The weight is over.

21 Aug

Outta here!  No more!  Never again!

Over the past few weeks, I have measured my progress daily.  I write down everything I eat, as well as my weight, my symptoms, supplements, etc…  Most people can probably accomplish this and thrive.  But not me.  I have a REAL problem with my scale.

I think about it when I wake up and weigh right away.  I weigh a little later before getting in the shower.  I weigh after exercising.  I weigh before going to bed.  Repeat daily.  Excessively.

My measure of success has become what the scale says.

NO MORE!

From here on out, I will keep eating vigilantly.  I will consume no animal products, gluten, corn, oils, or extra salt. I will continue to fall in love with veggies and new ways to prepare them.  I will keep trying combos of foods that go well together and include all sorts of colors and textures.  I will focus on healing my body.  If I lose weight, great.  My pants will let me know.  Same with gaining.  If that happens or I stay right where I am, I will rethink this whole thing and try a new strategy.  I SHOULD lose weight based on my diet.  But I am not going to be able to measure that with a number.

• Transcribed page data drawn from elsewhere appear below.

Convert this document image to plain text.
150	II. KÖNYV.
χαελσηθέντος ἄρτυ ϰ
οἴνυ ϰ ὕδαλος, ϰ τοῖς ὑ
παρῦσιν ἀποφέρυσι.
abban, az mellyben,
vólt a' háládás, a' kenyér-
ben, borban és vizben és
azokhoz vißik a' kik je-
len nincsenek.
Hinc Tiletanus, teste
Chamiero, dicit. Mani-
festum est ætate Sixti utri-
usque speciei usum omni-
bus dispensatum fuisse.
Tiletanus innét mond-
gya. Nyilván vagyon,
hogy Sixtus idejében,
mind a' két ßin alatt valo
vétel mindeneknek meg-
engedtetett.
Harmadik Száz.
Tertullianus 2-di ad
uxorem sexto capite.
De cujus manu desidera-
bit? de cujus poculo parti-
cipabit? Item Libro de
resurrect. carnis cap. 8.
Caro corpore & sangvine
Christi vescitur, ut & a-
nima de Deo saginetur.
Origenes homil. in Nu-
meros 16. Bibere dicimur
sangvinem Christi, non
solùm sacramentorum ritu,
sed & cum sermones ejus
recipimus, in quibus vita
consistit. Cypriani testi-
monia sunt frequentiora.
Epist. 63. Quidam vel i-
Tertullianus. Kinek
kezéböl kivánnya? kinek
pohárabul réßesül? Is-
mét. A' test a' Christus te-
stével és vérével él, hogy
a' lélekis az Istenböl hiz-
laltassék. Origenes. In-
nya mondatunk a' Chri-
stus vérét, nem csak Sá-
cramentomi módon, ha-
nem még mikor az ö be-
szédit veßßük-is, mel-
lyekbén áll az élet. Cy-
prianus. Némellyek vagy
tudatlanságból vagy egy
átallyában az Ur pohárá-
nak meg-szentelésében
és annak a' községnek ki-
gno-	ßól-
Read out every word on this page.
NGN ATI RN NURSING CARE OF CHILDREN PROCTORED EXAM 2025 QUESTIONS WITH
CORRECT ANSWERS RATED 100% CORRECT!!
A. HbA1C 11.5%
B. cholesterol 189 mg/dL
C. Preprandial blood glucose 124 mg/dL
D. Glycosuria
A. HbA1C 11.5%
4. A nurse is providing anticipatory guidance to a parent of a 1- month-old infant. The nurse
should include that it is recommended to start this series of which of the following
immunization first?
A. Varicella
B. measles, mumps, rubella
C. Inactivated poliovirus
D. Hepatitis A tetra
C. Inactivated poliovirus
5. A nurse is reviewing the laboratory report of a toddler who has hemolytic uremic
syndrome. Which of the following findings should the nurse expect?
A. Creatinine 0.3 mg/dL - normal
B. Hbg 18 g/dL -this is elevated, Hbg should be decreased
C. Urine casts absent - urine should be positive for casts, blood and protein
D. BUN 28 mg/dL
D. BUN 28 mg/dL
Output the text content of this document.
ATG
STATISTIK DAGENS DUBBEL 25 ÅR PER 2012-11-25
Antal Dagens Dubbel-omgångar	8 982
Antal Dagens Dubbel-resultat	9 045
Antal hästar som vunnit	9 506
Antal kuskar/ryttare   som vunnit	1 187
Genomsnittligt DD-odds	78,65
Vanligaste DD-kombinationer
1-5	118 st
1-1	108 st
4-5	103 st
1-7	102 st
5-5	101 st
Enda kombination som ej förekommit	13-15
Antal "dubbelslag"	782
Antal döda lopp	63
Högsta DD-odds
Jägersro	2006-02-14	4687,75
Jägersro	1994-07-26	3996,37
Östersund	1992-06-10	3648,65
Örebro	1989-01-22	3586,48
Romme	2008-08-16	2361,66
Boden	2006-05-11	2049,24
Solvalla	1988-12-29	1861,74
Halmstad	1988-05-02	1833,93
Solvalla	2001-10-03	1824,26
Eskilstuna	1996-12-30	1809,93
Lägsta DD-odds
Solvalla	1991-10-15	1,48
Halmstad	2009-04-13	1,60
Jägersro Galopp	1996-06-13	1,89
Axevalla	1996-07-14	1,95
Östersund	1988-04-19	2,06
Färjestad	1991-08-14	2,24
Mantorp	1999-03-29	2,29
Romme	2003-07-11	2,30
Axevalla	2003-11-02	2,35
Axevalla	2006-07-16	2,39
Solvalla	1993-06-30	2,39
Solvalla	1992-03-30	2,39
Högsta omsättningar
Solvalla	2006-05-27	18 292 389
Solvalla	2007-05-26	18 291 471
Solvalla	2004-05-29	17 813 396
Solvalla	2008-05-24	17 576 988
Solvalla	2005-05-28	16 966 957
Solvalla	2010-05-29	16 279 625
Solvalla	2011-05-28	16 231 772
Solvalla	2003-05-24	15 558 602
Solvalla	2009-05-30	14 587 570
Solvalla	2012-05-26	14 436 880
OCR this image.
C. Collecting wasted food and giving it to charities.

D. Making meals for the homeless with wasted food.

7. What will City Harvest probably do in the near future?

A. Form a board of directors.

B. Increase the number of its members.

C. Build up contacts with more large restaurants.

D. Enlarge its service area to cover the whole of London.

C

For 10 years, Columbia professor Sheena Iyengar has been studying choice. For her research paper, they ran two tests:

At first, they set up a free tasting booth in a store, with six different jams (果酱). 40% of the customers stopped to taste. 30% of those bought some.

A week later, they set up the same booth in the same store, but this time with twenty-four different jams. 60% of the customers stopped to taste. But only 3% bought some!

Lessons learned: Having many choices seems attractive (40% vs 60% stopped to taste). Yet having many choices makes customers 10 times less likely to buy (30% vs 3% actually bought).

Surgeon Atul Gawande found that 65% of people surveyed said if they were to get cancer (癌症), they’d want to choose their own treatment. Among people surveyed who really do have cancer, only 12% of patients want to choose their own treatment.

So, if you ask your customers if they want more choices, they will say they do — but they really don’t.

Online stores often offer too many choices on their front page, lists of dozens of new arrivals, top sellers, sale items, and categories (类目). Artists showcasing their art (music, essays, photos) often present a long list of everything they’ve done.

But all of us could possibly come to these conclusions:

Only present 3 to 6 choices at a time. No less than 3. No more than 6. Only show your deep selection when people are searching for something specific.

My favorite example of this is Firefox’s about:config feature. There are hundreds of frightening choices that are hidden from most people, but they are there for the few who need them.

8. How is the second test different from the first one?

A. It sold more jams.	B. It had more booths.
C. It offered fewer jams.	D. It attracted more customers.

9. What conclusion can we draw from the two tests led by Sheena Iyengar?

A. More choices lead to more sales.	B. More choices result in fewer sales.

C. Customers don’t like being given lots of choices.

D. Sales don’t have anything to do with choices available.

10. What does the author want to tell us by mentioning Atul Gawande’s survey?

I realized it was unhealthy when I went to eat some fresh mango for a snack but stopped myself b/c my weight was up a pound from the day before.  NOT because I wasn’t really hungry and didn’t need it.  No.  I was hungry!  Simply because of that dang scale.  I would honestly tell everyone my weight right here and now.  It is not something I hide or am ashamed of.  It is what it is.  I am not competitive with others.  I don’t care what you weigh!  But I am intrinsically motivated to a fault.  I push myself beyond where I should and mentally punish myself when I don’t live up.

NO MORE. I am eating plant based, vegan, nutritarian…whatever you want to call it…because I want my body to heal from this disease and I want to reverse damage that has been done.  And I want to be ALL here for my husband and children.  They deserve it!